Minimising additional features that are contributing negatively to chest wall compliance are also an important consideration. This may include the positioning in the bed, and ensuring appropriate gastric decompression.
The use of muscle relaxants may also have a role here by reducing any negative effect on chest wall compliance from muscular activity. A 2010 study by Papazian suggested an improved outcome in those with severe disease who received a cisatracurium infusion. The adverse effects of muscle relaxation need careful consideration however.
Fluid management has some relationship to lung status too. Given the disruption of the alveolar-capillary integrity, excessive fluid would theoretically appear to have a negative impact on ARDS. Similarly, improving the capillary oncotic pressure of patients with low albumin (e.g. through albumin administration) would appear to have a decent theoretical basis. There is not a strong evidence base for this currently, but a trend towards more restrictive fluid management strategies appears to be ongoing.

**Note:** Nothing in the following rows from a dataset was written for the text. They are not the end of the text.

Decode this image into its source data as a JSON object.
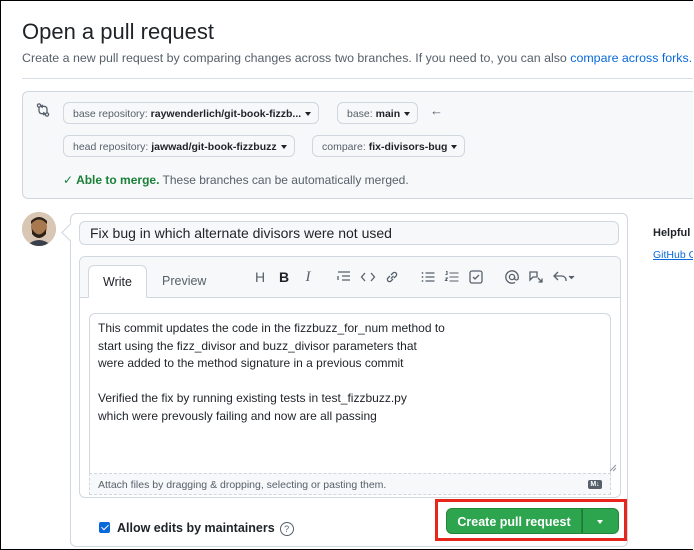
{
  "header": {
    "title": "Open a pull request",
    "subtitle": "Create a new pull request by comparing changes across two branches. If you need to, you can also ",
    "subtitle_link": "compare across forks."
  },
  "compare": {
    "base_repo_label": "base repository:",
    "base_repo_value": "raywenderlich/git-book-fizzb...",
    "base_label": "base:",
    "base_value": "main",
    "head_repo_label": "head repository:",
    "head_repo_value": "jawwad/git-book-fizzbuzz",
    "compare_label": "compare:",
    "compare_value": "fix-divisors-bug",
    "merge_status_bold": "Able to merge.",
    "merge_status_rest": " These branches can be automatically merged."
  },
  "pr": {
    "title_value": "Fix bug in which alternate divisors were not used",
    "tabs": [
      "Write",
      "Preview"
    ],
    "body": "This commit updates the code in the fizzbuzz_for_num method to\nstart using the fizz_divisor and buzz_divisor parameters that\nwere added to the method signature in a previous commit\n\nVerified the fix by running existing tests in test_fizzbuzz.py\nwhich were prevously failing and now are all passing",
    "attach_text": "Attach files by dragging & dropping, selecting or pasting them.",
    "markdown_badge": "M↓",
    "allow_edits_label": "Allow edits by maintainers",
    "help_glyph": "?",
    "create_button_label": "Create pull request"
  },
  "toolbar": {
    "heading": "H",
    "bold": "B",
    "italic": "I"
  },
  "sidebar": {
    "helpful": "Helpful r",
    "link": "GitHub C"
  },
  "colors": {
    "link": "#0969da",
    "merge_ok": "#1a7f37",
    "primary_button": "#2da44e",
    "highlight_box": "#e8251a"
  }
}
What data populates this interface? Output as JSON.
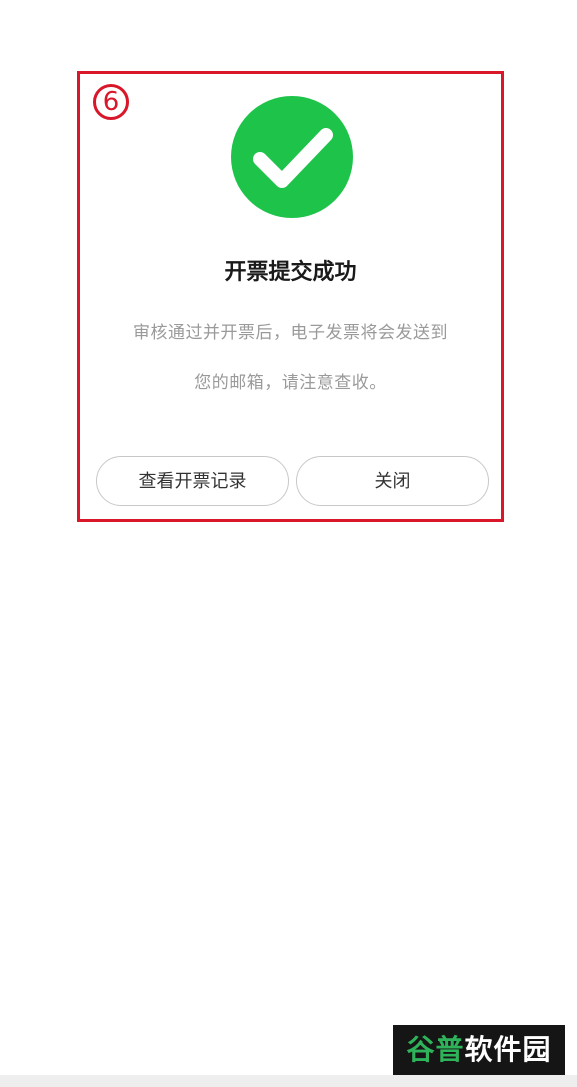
{
  "step_marker": "6",
  "dialog": {
    "title": "开票提交成功",
    "message_line_1": "审核通过并开票后，电子发票将会发送到",
    "message_line_2": "您的邮箱，请注意查收。",
    "view_records_label": "查看开票记录",
    "close_label": "关闭"
  },
  "icons": {
    "success": "check-circle-icon"
  },
  "colors": {
    "highlight": "#d8182a",
    "success_green": "#1ec34a"
  },
  "watermark": {
    "text_part_1": "谷普",
    "text_part_2": "软件园"
  }
}
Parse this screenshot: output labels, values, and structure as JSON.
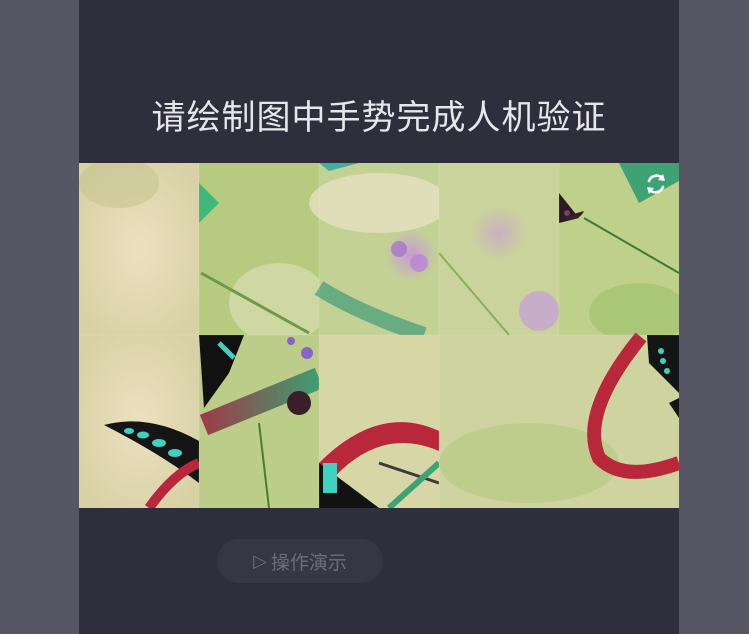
{
  "captcha": {
    "title": "请绘制图中手势完成人机验证",
    "demo_button_label": "操作演示",
    "demo_button_icon": "▷",
    "refresh_icon": "refresh-icon"
  },
  "colors": {
    "page_bg": "#575665",
    "panel_bg": "#2f2e3c",
    "title": "#e6e6ec",
    "gesture_red": "#b8273a",
    "gesture_green": "#3ea372",
    "refresh_green": "#43b37e"
  }
}
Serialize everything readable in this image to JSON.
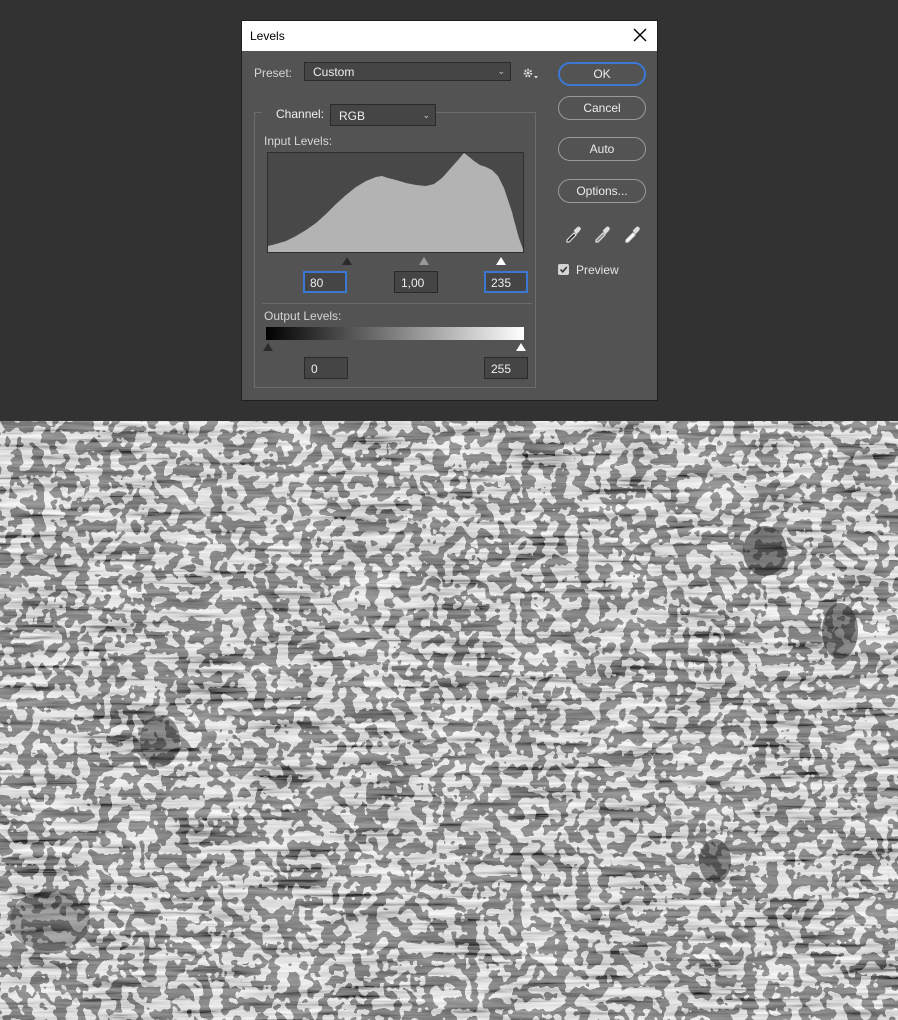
{
  "dialog": {
    "title": "Levels",
    "preset_label": "Preset:",
    "preset_value": "Custom",
    "channel_label": "Channel:",
    "channel_value": "RGB",
    "input_levels_label": "Input Levels:",
    "input_black": "80",
    "input_gamma": "1,00",
    "input_white": "235",
    "output_levels_label": "Output Levels:",
    "output_black": "0",
    "output_white": "255",
    "buttons": {
      "ok": "OK",
      "cancel": "Cancel",
      "auto": "Auto",
      "options": "Options..."
    },
    "preview_label": "Preview",
    "preview_checked": true
  },
  "icons": [
    "close-icon",
    "gear-icon",
    "chevron-down-icon",
    "black-eyedropper-icon",
    "gray-eyedropper-icon",
    "white-eyedropper-icon",
    "checkbox-check-icon"
  ],
  "colors": {
    "accent": "#3b78d4",
    "panel": "#535353",
    "canvas_bg": "#323232"
  }
}
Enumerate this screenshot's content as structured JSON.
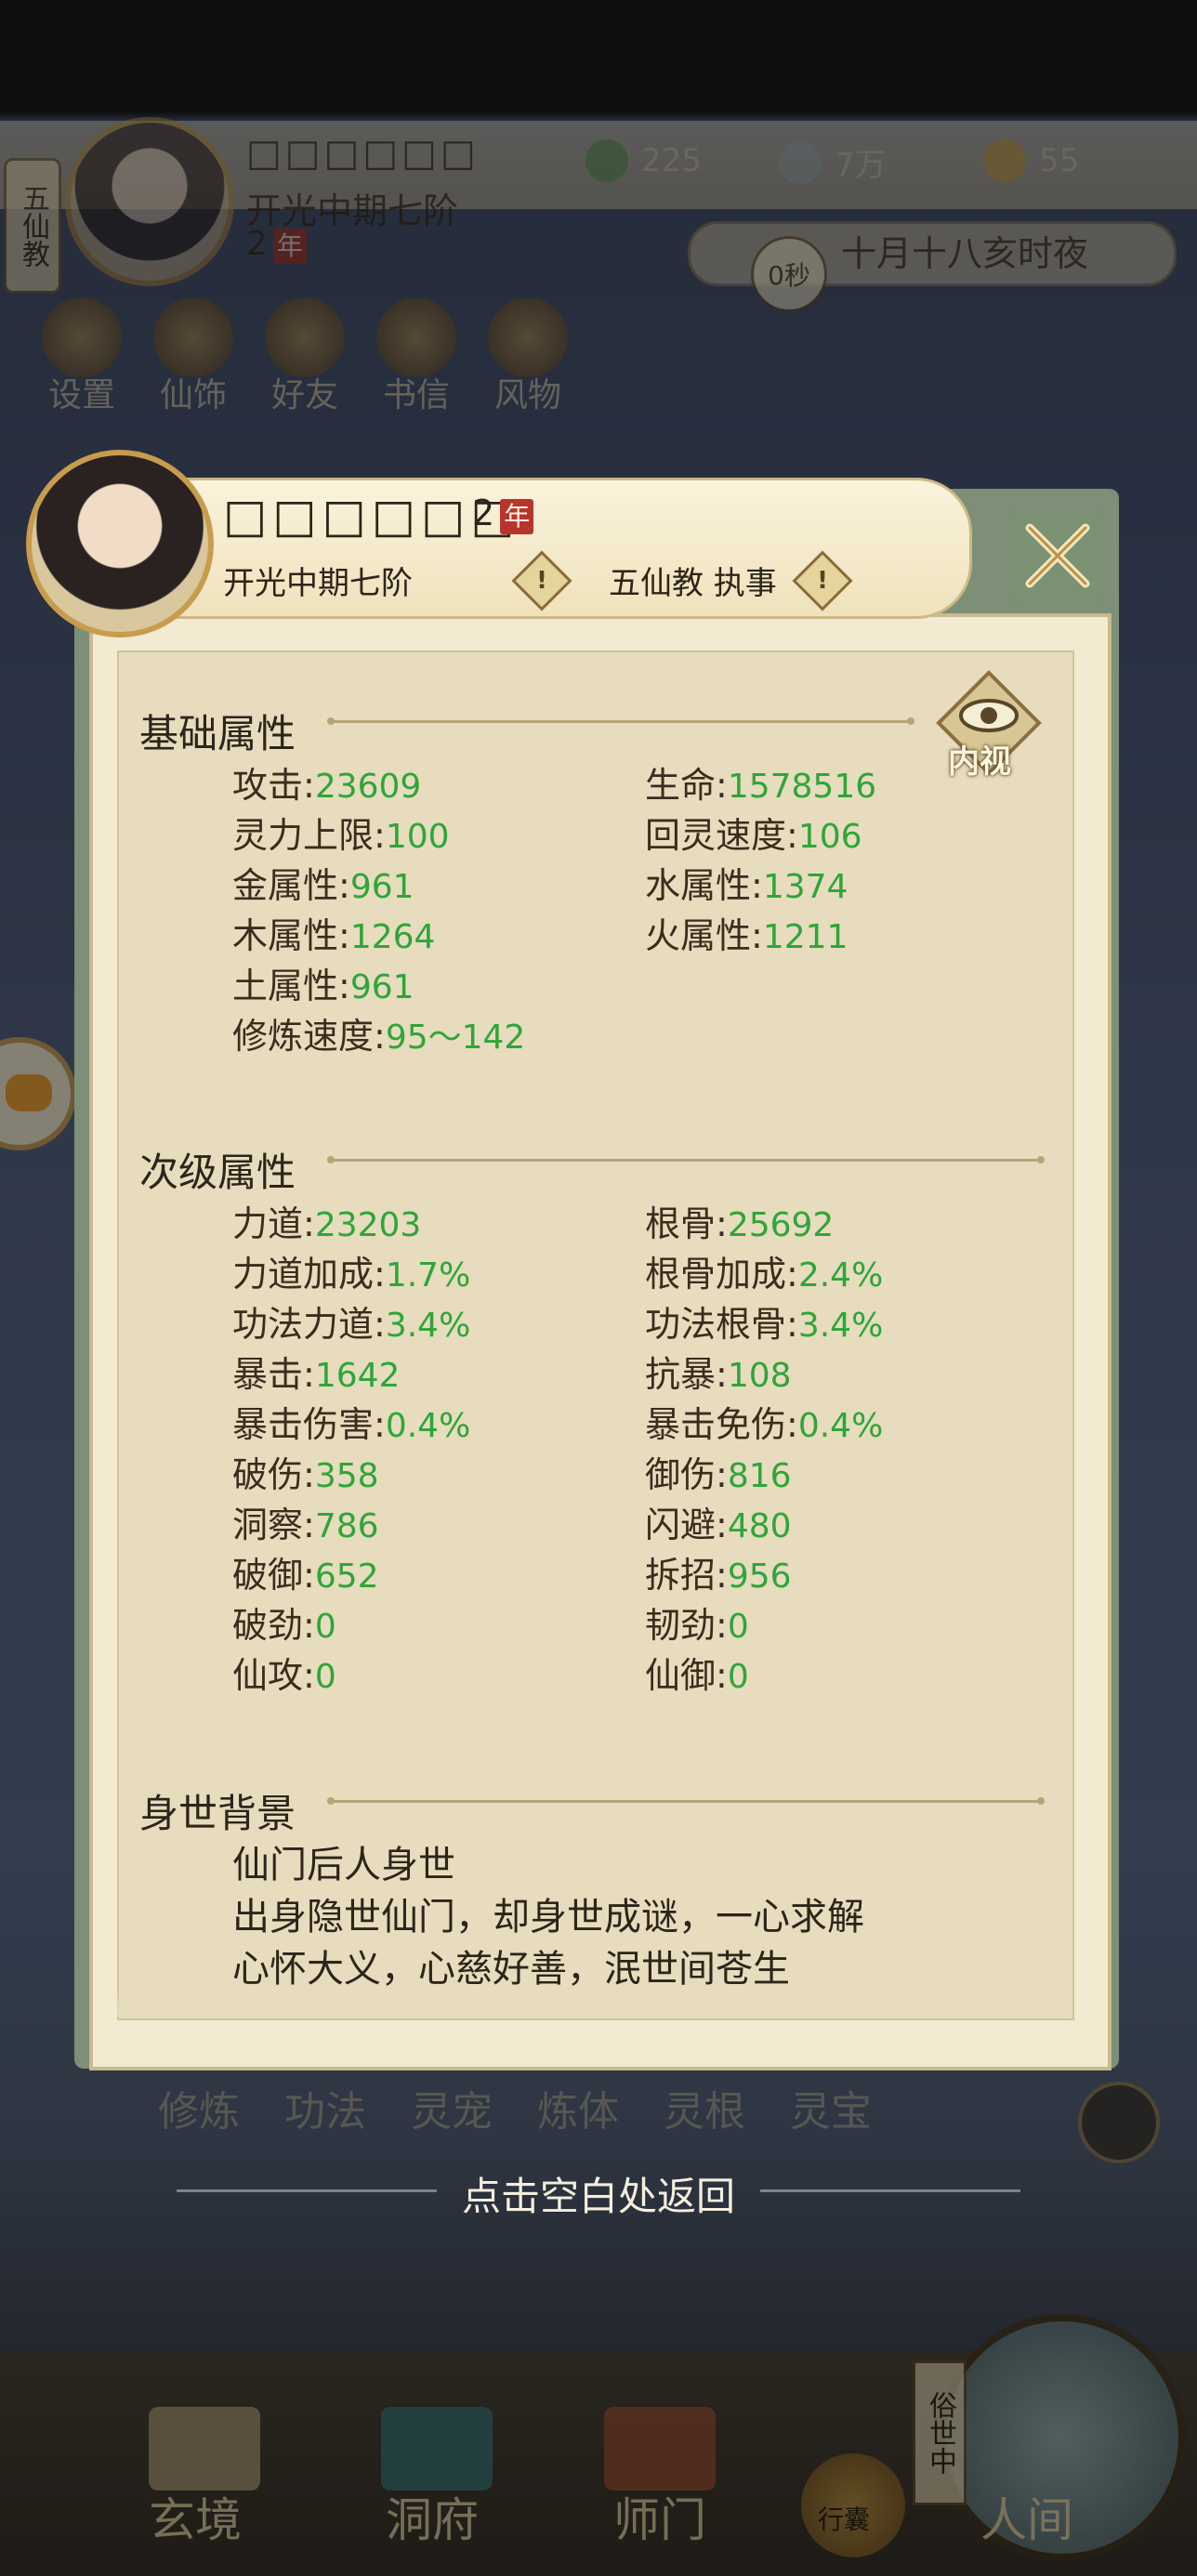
{
  "hud": {
    "sect_tag": "五仙教",
    "player_name": "□□□□□□",
    "realm": "开光中期七阶",
    "age": "2",
    "age_unit": "年",
    "resources": [
      {
        "icon": "spirit-leaf-icon",
        "value": "225"
      },
      {
        "icon": "coin-icon",
        "value": "7万"
      },
      {
        "icon": "gold-ingot-icon",
        "value": "55"
      }
    ],
    "timer_seconds": "0秒",
    "game_time": "十月十八亥时夜",
    "menu": [
      "设置",
      "仙饰",
      "好友",
      "书信",
      "风物"
    ]
  },
  "panel": {
    "name": "□□□□□□",
    "age": "2",
    "age_unit": "年",
    "realm": "开光中期七阶",
    "sect_position": "五仙教 执事",
    "info_mark": "!",
    "inner_view_label": "内视",
    "basic": {
      "title": "基础属性",
      "left": [
        {
          "label": "攻击:",
          "value": "23609"
        },
        {
          "label": "灵力上限:",
          "value": "100"
        },
        {
          "label": "金属性:",
          "value": "961"
        },
        {
          "label": "木属性:",
          "value": "1264"
        },
        {
          "label": "土属性:",
          "value": "961"
        },
        {
          "label": "修炼速度:",
          "value": "95～142"
        }
      ],
      "right": [
        {
          "label": "生命:",
          "value": "1578516"
        },
        {
          "label": "回灵速度:",
          "value": "106"
        },
        {
          "label": "水属性:",
          "value": "1374"
        },
        {
          "label": "火属性:",
          "value": "1211"
        }
      ]
    },
    "secondary": {
      "title": "次级属性",
      "left": [
        {
          "label": "力道:",
          "value": "23203"
        },
        {
          "label": "力道加成:",
          "value": "1.7%"
        },
        {
          "label": "功法力道:",
          "value": "3.4%"
        },
        {
          "label": "暴击:",
          "value": "1642"
        },
        {
          "label": "暴击伤害:",
          "value": "0.4%"
        },
        {
          "label": "破伤:",
          "value": "358"
        },
        {
          "label": "洞察:",
          "value": "786"
        },
        {
          "label": "破御:",
          "value": "652"
        },
        {
          "label": "破劲:",
          "value": "0"
        },
        {
          "label": "仙攻:",
          "value": "0"
        }
      ],
      "right": [
        {
          "label": "根骨:",
          "value": "25692"
        },
        {
          "label": "根骨加成:",
          "value": "2.4%"
        },
        {
          "label": "功法根骨:",
          "value": "3.4%"
        },
        {
          "label": "抗暴:",
          "value": "108"
        },
        {
          "label": "暴击免伤:",
          "value": "0.4%"
        },
        {
          "label": "御伤:",
          "value": "816"
        },
        {
          "label": "闪避:",
          "value": "480"
        },
        {
          "label": "拆招:",
          "value": "956"
        },
        {
          "label": "韧劲:",
          "value": "0"
        },
        {
          "label": "仙御:",
          "value": "0"
        }
      ]
    },
    "background": {
      "title": "身世背景",
      "lines": [
        "仙门后人身世",
        "出身隐世仙门，却身世成谜，一心求解",
        "心怀大义，心慈好善，泯世间苍生"
      ]
    }
  },
  "bottom_tabs": [
    "修炼",
    "功法",
    "灵宠",
    "炼体",
    "灵根",
    "灵宝"
  ],
  "return_hint": "点击空白处返回",
  "nav": {
    "items": [
      "玄境",
      "洞府",
      "师门"
    ],
    "bag_label": "行囊",
    "world_label": "人间",
    "world_tag": "俗世中"
  },
  "colors": {
    "value_green": "#2fa53a",
    "panel_frame": "#7d8f77",
    "seal_red": "#b8352c"
  }
}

Avoiding Complications These patients are at high risk of many of the other adverse effects of critical illness and so careful attention needs to be paid to ensuring these are minimised. Key areas include:
VTE prophylaxis
Nutrition
Stress ulcer prophylaxis
Previous Therapies
Several other therapies have been trialled in the past to improve outcomes in ARDS but which have no clear benefit or risks of harm:
High frequency oscillation ventilation
Steroids
Nitric oxide
Statins
Ketoconazole
Surfactant therapy
Despite the theoretical benefit of high frequency oscillatory ventilation in reducing the pressures and volumes transmitted to the lungs, the research does not support its use. The OSCILLATE trial showed an increased mortality and the OSCAR trial demonstrated no benefit.
ECMO The use of ECMO in severe disease is not fully established or understood. It is discussed in more detail as a therapy elsewhere. It may be a rescue option for patients that are suitable candidates with severe disease in whom it is becoming impossible to oxygenate.
Epidemiology & Outcome
The diagnostic challenges of ARDS have made it hard to establish a clear incidence. There are descriptions of it being over and underdiagnosed, and there is no gold standard against which to compare.
The mortality of ARDS is related to its severity:
Mild - 27%
Moderate - 32%
Severe - 45%
The morbidity of ARDS is increasingly being recognised. Even in patients without a progressive fibrotic disease pathway, cardiorespiratory function remains impaired months and even years after recovery. The condition is also associated with psychological morbidity after ICU and some degree of cognitive impairment.